The Environmental Protection Agency is looking for guidance from the courts regarding the schedule for state compliance with the Clean Power Plan, the carbon emissions rule for existing coal-fired power plants that was frozen by the Supreme Court in February, EPA Administrator Gina McCarthy told lawmakers on Tuesday.
The high-court stay will remain in place until the legal challenge to the rule has worked its way through the federal judicial system. Oral arguments are scheduled to begin June 2 before the Court of Appeals for the D.C. Circuit, and an eventual Supreme Court ruling is not expected before summer 2017.
While the EPA has advised states not to submit their preliminary actions plans by next September, as originally intended, it has not issued any changes to subsequent deadlines, including the 2022 date for actual emissions reductions to begin. The concern is that if EPA does not readjust – or “toll” — the various compliance milestones, states that suspended work during the stay will have fallen behind if the rule survives the lawsuit.
In an EPA budget hearing on Tuesday, Senate Environment and Public Works Chairman Jim Inhofe (R-Okla.) said the legal challenge might not be resolved until 2018, the year in which the final state emissions reductions plans are due.
“Is that deadline going to be delayed also, the same as the deadline for the beginning that would have taken place on September the 6th?” he asked McCarthy.
McCarthy responded, “Senator, what we do know is that the implementation of the rule is currently stayed. The Supreme Court didn’t actually speak to any of the tolling issues regarding the compliance requirements. We certainly know that the issue will not be resolved by this coming October or September. Beyond that, the courts are going to have to speak to that issue when decisions are made.”
Senator Sen. Shelley Moore Capito (R-W.Va.) later called for definitive information from EPA regarding potential suspension of the compliance date deadlines, given the plan’s “massive consequences” for the states. McCarthy said the agency hopes the legal process will be expedited, but noted again that the Supreme Court had not addressed the tolling issue.
“We do not have the authority on our own to be able to make changes to [the Supreme Court] rule, and we certainly expect that the courts, when they make their final decisions, will speak to that issue directly,” said McCarthy, who reaffirmed her confidence that the CPP would survive the legal challenge.
McCarthy said, though, that in the meantime that her management team is working closely with the EPA General Counsel’s Office and the Department of Justice to ensure the agency is not conducting any enforcement or implementation work on the CPP that would violate the Supreme Court stay.
The EPA is requesting nearly $8.3 billion for fiscal 2017, which begins on Oct. 1. That would include $235 million for emissions reduction activities, with roughly $25 million for EPA efforts to work with states that are voluntarily moving forward with implementation during the court stay and $25 million in grants available to states for those efforts, McCarthy said.
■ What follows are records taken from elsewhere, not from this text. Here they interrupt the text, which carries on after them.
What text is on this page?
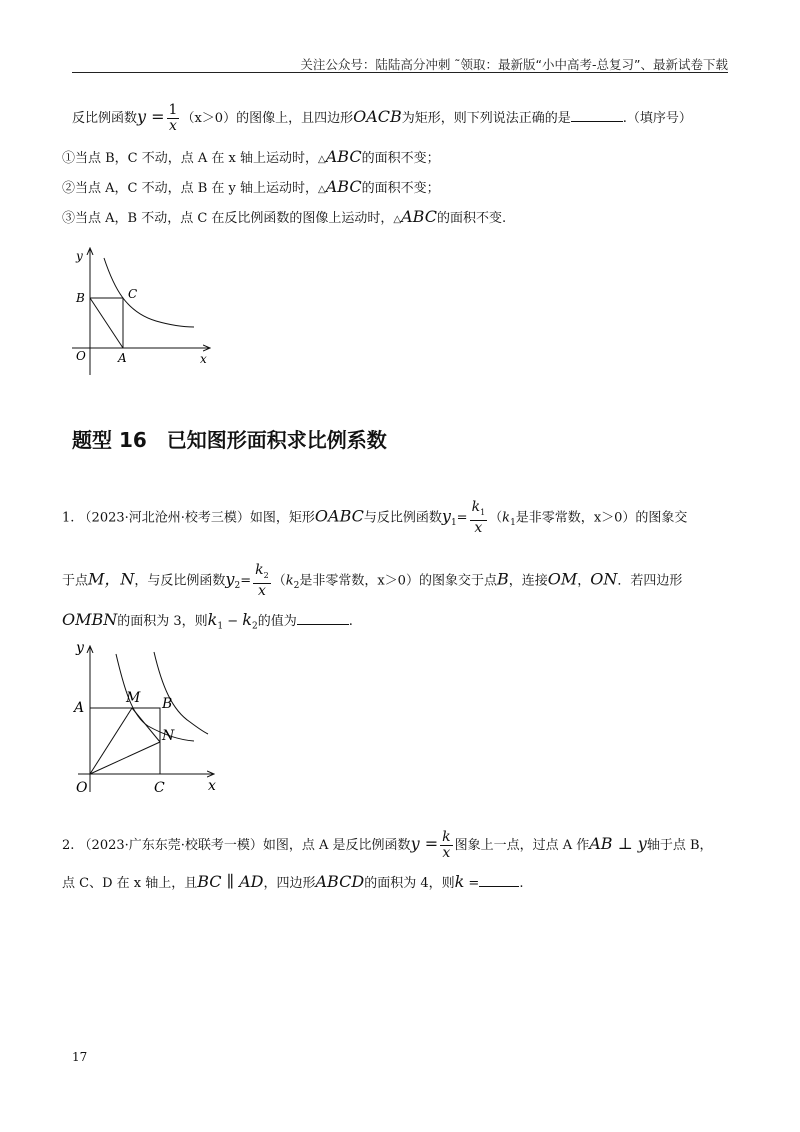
关注公众号：陆陆高分冲刺 ˜领取：最新版“小中高考-总复习”、最新试卷下载
反比例函数$y = \frac{1}{x} (x>0)$的图像上，且四边形OACB为矩形，则下列说法正确的是	.（填序号）
①当点 B，C 不动，点 A 在 x 轴上运动时，△ABC的面积不变；
②当点 A，C 不动，点 B 在 y 轴上运动时，△ABC的面积不变；
③当点 A，B 不动，点 C 在反比例函数的图像上运动时，△ABC的面积不变.
y
x
O	A
B	C
题型 16　已知图形面积求比例系数
1. （2023·河北沧州·校考三模）如图，矩形OABC与反比例函数$y_1= \frac{k_1}{x} (k_1$是非零常数，x＞0）的图象交
于点M，N，与反比例函数$y_2= \frac{k_2}{x} (k_2$是非零常数，x＞0）的图象交于点B，连接OM，ON．若四边形
OMBN的面积为 3，则$k_1 - k_2$的值为	.
y
x
O
A	B
C
M
N
2. （2023·广东东莞·校联考一模）如图，点 A 是反比例函数$y = \frac{k}{x}$ 图象上一点，过点 A 作AB ⊥ y轴于点 B，
点 C、D 在 x 轴上，且BC ∥ AD，四边形ABCD的面积为 4，则k =	.
17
The rest would be distributed to programs such as vehicle and methane reductions and the Energy Star energy efficiency project, she added.
McCarthy faced heat from Inhofe and other GOP senators for focusing of climate change, which the chairman charged came at the expense of dealing with priority issues such as the Flint, Mich., water crisis, and for EPA regulations the lawmakers said have cost thousands of jobs in coal and other industries in their states.
“The president is intent on picking winners and losers in the energy economy,” Inhofe said.
Democratic lawmakers countered that the coal industry’s troubles are the result of a changing energy market currently being driven by lower natural gas prices. More than one noted 2015 was the hottest year on record globally, and asserted that the Clean Power Plan would be a key element in the U.S. effort to combat this threat.
Climate change driven by emissions also threatens the states’ economic well-being, Sen. Sheldon Whitehouse (D-R.I.) said, urging the EPA to sustain its efforts. He said recent newspaper articles reported that seaside marshes in Rhode Island cannot keep up with rising sea levels, and that 550 historic buildings in and near the city of Newport, with a total value of nearly $500 million, are also vulnerable to the rising waters.
“Unless somebody around here wants to repeal the law of thermal expansion, then we’re going to have to address this problem,” Whitehouse said. He added later, “The more that Wyoming coal pollutes, the more that we experience these change in Rhode Island.”